How does a woman reconcile her quest for gender equality with her quest for glory?

 

I’m not like most other women. I love bingeing on chicken wings and throwing back a few beers, I wear combat boots instead of heels, and I’m immortal. Girls may glance at me sideways for this, but it’s just who I am. Always have been more of a guy’s girl and also immortal. It’s not that I’m not a feminist; it’s just that I constantly find myself in competition with other women—for men, at work, in a seemingly never-ending quest for ultimate knowledge. It takes up all my time and energy, and I just don’t know that I have enough empathy left over to support other women.

 

Frankly, doing so would get in the way of my quest of becoming the Highlander.

 

 

Do you know what it’s like to be pressured by society to tell another woman she looks good when she might also be waiting for a chance to slay you and drain your life-force? It’s fucking exhausting.

 

Feminism as a movement really speaks to me, because I don’t want to be treated like an object or a stereotype of a person; I want to be treated like the individual I am—a bloodthirsty killer who will do anything for a quickening. I know so many women who don’t even know they can achieve a quickening. It’s sad and points to a lack of education around women’s immortality and what we can achieve when we know ourselves and behead our partner. Or a perfect stranger who is very clearly also immortal. There is nothing wrong with murdering somebody you only met that night and we shouldn’t judge women for that sort of personal choice.

 

Women shouldn’t be ashamed of telling people their number. When I talk to a woman with a high number, I’m like, “Damn girl, your thoughts will forever be consumed with the cries of the dead. Killin’ the game.”

 

This is how society should treat all female immortals.

 

 

On the other hand, there can only be one.
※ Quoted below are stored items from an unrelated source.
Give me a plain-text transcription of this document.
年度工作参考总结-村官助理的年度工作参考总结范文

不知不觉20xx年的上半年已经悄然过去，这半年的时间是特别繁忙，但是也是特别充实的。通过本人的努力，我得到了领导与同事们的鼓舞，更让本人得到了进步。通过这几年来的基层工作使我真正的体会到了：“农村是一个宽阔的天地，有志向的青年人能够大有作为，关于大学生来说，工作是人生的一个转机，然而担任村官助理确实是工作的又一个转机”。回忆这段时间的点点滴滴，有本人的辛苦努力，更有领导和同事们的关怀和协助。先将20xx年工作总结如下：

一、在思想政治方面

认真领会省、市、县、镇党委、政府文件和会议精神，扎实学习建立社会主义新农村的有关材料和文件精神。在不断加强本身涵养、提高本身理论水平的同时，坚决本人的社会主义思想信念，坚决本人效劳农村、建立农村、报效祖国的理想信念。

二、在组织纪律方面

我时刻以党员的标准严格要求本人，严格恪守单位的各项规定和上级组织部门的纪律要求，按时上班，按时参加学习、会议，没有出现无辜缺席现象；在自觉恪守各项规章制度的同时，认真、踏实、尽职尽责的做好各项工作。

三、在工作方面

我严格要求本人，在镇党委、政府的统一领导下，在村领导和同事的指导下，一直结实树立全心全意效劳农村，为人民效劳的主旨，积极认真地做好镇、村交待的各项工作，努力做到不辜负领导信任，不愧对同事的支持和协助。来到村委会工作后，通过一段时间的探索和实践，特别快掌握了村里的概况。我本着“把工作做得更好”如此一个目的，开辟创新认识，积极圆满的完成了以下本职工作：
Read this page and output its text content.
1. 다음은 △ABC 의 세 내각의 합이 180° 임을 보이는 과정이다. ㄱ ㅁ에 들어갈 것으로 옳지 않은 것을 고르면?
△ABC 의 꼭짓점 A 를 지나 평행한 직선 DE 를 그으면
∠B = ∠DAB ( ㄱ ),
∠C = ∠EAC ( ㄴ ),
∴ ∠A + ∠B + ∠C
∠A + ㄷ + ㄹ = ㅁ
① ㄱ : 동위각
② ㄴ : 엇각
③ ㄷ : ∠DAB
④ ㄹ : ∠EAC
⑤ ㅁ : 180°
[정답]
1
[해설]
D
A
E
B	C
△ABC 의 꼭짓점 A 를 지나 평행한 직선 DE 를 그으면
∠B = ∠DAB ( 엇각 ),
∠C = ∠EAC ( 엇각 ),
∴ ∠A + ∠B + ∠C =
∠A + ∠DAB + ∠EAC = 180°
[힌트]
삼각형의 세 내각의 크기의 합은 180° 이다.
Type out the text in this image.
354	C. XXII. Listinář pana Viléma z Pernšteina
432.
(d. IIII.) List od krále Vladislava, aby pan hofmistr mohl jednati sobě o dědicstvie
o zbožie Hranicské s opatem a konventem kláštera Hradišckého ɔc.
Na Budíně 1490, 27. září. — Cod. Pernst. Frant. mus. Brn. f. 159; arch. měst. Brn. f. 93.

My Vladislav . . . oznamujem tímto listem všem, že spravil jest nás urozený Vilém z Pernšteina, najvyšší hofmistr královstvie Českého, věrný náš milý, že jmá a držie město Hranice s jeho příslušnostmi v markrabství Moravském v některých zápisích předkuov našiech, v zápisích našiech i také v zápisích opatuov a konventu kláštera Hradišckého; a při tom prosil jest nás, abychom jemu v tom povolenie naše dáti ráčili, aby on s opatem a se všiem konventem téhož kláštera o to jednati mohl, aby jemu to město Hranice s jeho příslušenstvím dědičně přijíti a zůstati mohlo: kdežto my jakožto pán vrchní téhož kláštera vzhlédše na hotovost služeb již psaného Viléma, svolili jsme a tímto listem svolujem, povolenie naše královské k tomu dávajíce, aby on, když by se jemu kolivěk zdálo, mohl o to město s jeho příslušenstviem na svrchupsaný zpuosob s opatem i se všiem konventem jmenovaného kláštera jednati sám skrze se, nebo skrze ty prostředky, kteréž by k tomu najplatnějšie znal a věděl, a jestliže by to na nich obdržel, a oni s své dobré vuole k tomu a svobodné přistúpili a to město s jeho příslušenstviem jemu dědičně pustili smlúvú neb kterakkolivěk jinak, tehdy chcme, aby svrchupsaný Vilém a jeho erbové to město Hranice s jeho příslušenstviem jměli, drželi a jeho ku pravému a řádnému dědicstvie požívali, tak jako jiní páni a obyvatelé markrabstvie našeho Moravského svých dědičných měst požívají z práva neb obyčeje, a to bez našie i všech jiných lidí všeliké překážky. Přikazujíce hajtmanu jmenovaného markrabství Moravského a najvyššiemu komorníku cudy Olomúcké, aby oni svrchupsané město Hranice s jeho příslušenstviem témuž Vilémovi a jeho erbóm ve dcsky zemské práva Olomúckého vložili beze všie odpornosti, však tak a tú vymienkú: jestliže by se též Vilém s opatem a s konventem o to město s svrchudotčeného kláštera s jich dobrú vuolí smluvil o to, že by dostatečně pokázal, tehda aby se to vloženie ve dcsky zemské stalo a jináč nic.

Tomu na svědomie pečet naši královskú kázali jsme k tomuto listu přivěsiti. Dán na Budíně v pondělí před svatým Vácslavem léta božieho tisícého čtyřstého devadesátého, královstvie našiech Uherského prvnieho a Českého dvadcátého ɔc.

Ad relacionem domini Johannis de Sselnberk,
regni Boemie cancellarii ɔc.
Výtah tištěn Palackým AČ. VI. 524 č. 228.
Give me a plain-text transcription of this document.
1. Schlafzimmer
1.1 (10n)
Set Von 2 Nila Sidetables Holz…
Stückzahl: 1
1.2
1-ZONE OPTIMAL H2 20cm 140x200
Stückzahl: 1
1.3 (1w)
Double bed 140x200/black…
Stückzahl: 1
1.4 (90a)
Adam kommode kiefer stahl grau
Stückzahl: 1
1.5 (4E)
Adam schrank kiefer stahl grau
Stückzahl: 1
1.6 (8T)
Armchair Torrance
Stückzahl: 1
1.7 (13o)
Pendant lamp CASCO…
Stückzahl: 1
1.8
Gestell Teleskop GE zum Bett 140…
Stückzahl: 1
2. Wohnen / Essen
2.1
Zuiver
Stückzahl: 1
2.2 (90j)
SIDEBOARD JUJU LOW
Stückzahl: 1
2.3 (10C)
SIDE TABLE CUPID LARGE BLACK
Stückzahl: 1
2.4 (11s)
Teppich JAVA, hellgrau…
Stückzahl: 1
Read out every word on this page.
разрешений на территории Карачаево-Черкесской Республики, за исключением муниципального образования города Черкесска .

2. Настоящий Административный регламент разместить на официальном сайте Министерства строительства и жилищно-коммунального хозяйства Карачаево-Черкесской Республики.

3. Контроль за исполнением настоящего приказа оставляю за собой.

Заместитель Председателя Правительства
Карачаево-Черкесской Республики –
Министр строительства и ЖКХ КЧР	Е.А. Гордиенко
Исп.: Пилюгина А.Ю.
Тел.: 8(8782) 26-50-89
So while I’m giving major compliments and paying tribute to the mighty, there’s also a big part of me that’s like, “Okay, so now it’s weird because we both want to absorb the invaluable lessons and skills of the other via decapitation, and we should just be real about that.”

 

It’s like I can’t just be happy for another immortal woman without wishing it was me awash in the glow of a recent quickening instead of her, or picturing the look on her face right before I deal my final blow. I just always reach this point with those kinds of women when we both realize we’re thinking about killing each other, and it makes it really hard not to be catty. I want women to succeed and I think it’s important for all of us to band together and demand equality, but I also want to soak the streets in the blood of my frenemies.

 

It’s hard to be sworn to the sisterhood when you’re already sworn to the sword, but being a better feminist is a process, and I’ll keep living and learning, which will get increasingly easier as I consume the wisdom of those who have fallen before me. Because, in the end, we’re all in this together—and only one of us will survive.